Today the Press Complaints Commission said it regretted the publication of the pictures had upset readers - but dismissed their complaints against the Sun, the Times and the Evening Standard.

The PCC said that the papers had not breached the code about intruding into grief and shock in running the pictures. Even though arguably they were in bad taste - the PCC said this was not its jurisdiction.

But avoiding ruling on matters of taste and decency, which is beyond its remit, while determining intrusions into grief and shock, which the PCC does under clause five of its code, seems to me a very delicate dance around a very fine line.

The PCC did criticise the Standard for identifying the woman while there was still a chance her family and friend did not know about her death.

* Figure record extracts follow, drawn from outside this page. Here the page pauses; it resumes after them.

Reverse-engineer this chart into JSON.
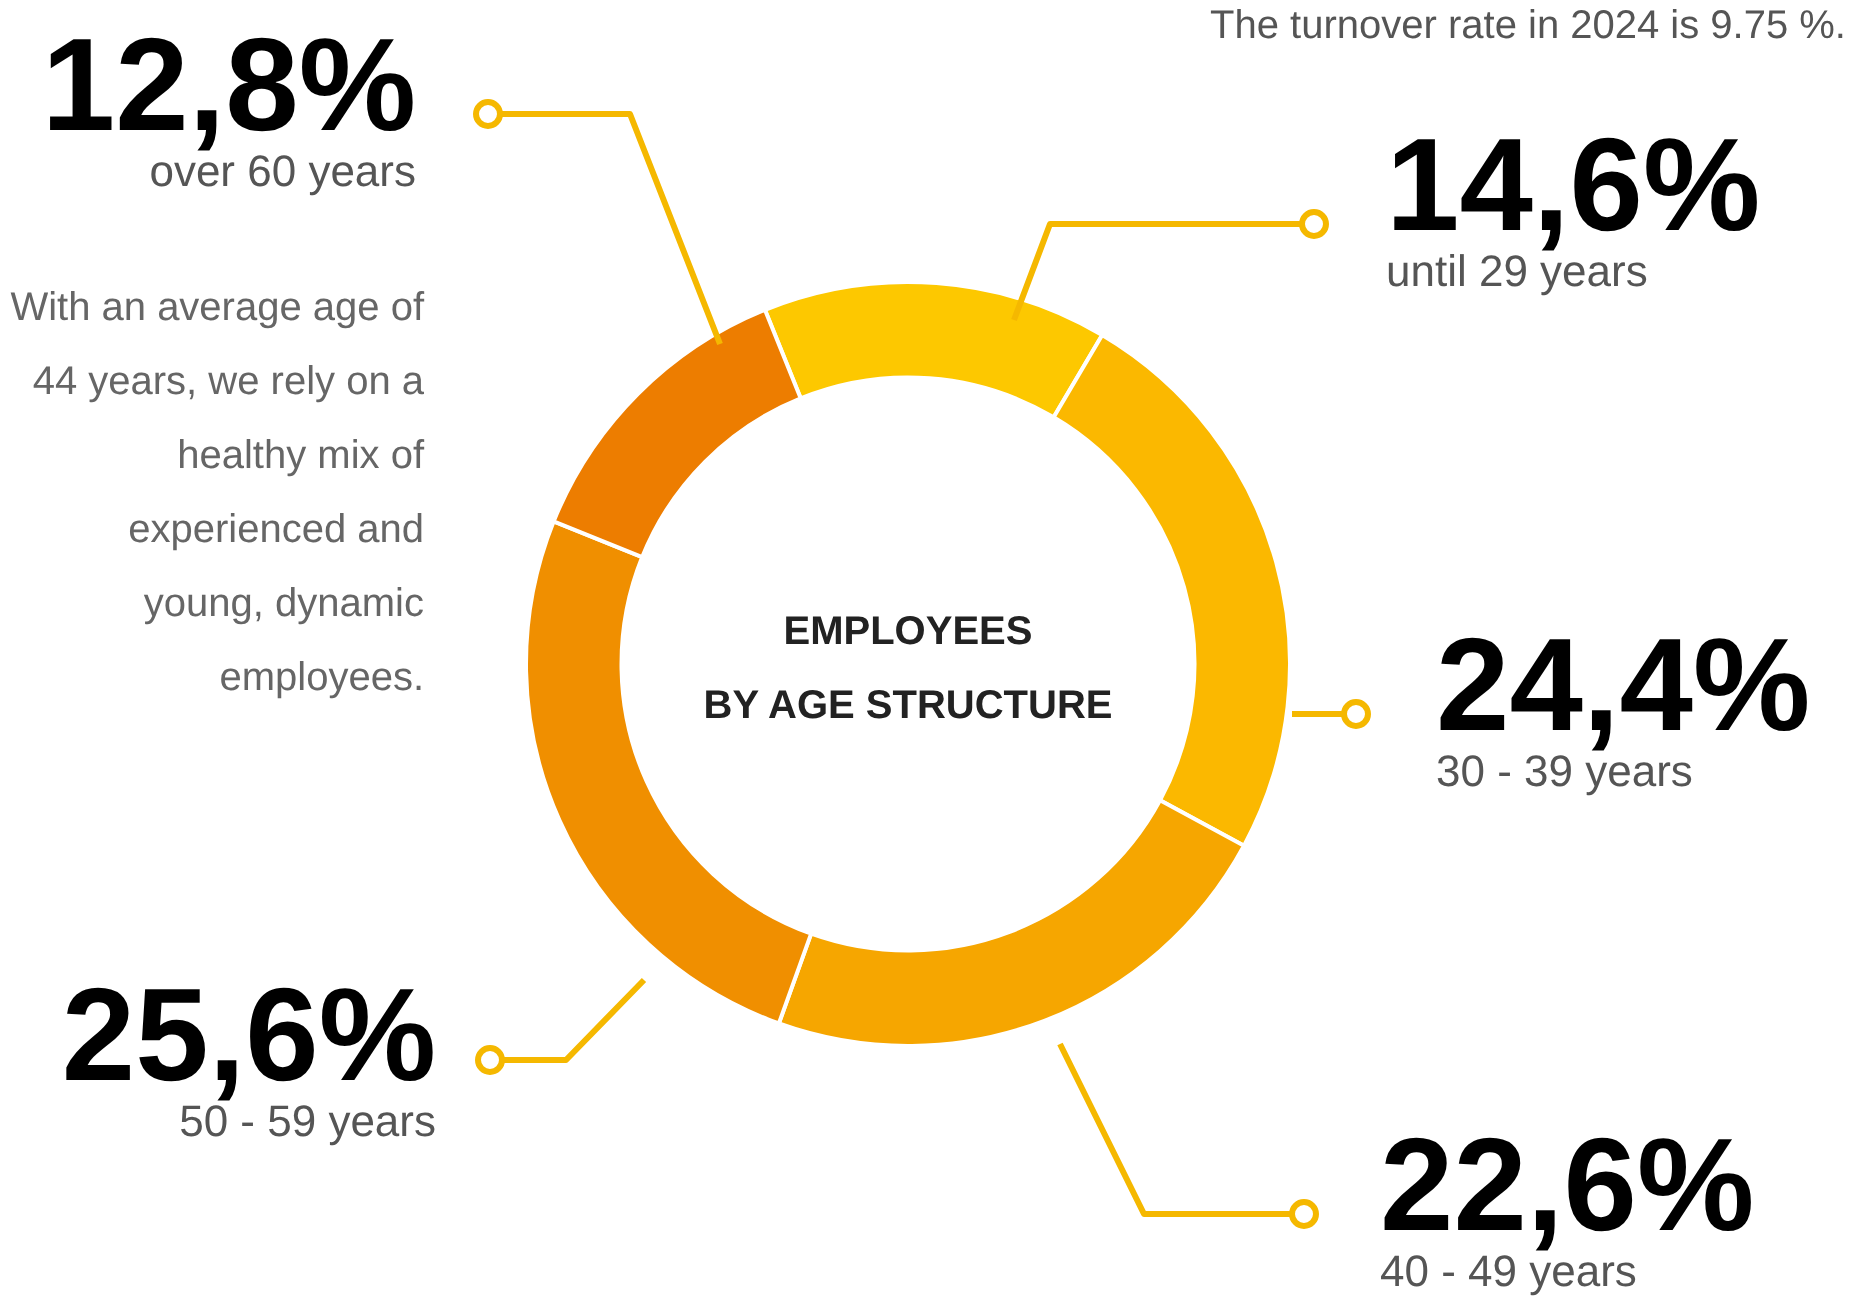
{
  "chart_data": {
    "type": "donut",
    "title": "EMPLOYEES\nBY AGE STRUCTURE",
    "categories": [
      "until 29 years",
      "30 - 39 years",
      "40 - 49 years",
      "50 - 59 years",
      "over 60 years"
    ],
    "values": [
      14.6,
      24.4,
      22.6,
      25.6,
      12.8
    ],
    "value_labels": [
      "14,6%",
      "24,4%",
      "22,6%",
      "25,6%",
      "12,8%"
    ],
    "colors": [
      "#fdc800",
      "#fbb800",
      "#f6a600",
      "#f08f00",
      "#ed7d00"
    ],
    "annotations": [
      "The turnover rate in 2024 is 9.75 %.",
      "With an average age of 44 years, we rely on a healthy mix of experienced and young, dynamic employees."
    ]
  }
}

Bad though its behaviour was, the Standard has a partial journalist defence of reporting an incident on its patch. What on earth prompted the Times, of all newspapers, to put a portrait photograph of this woman on its front page, and follow up the story inside with yet more photographs?

Media commentator Roy Greenslade's thesis is that the PCC was right to dismiss the complaints but the editors were wrong to publish the images.

Suicide has always been a difficult subject for the media to cover - not the least because of the very valid concern that the prominent reporting of suicide can increase suicide risk in vulnerable people - copycat suicides.

The Samaritans charity joined others in complaining to the PCC about the photographs. While its complaint was dismissed some of its criticism hit home as the PCC is to examine its code in relation to the reporting of a suicide.

In life Ms Ward was not a remotely newsworthy figure. Would Mr Thomson of the Times, Ms Wade of the Sun and Ms Wadley of the Evening Standard care to explain just what was so vital in the reporting of her death?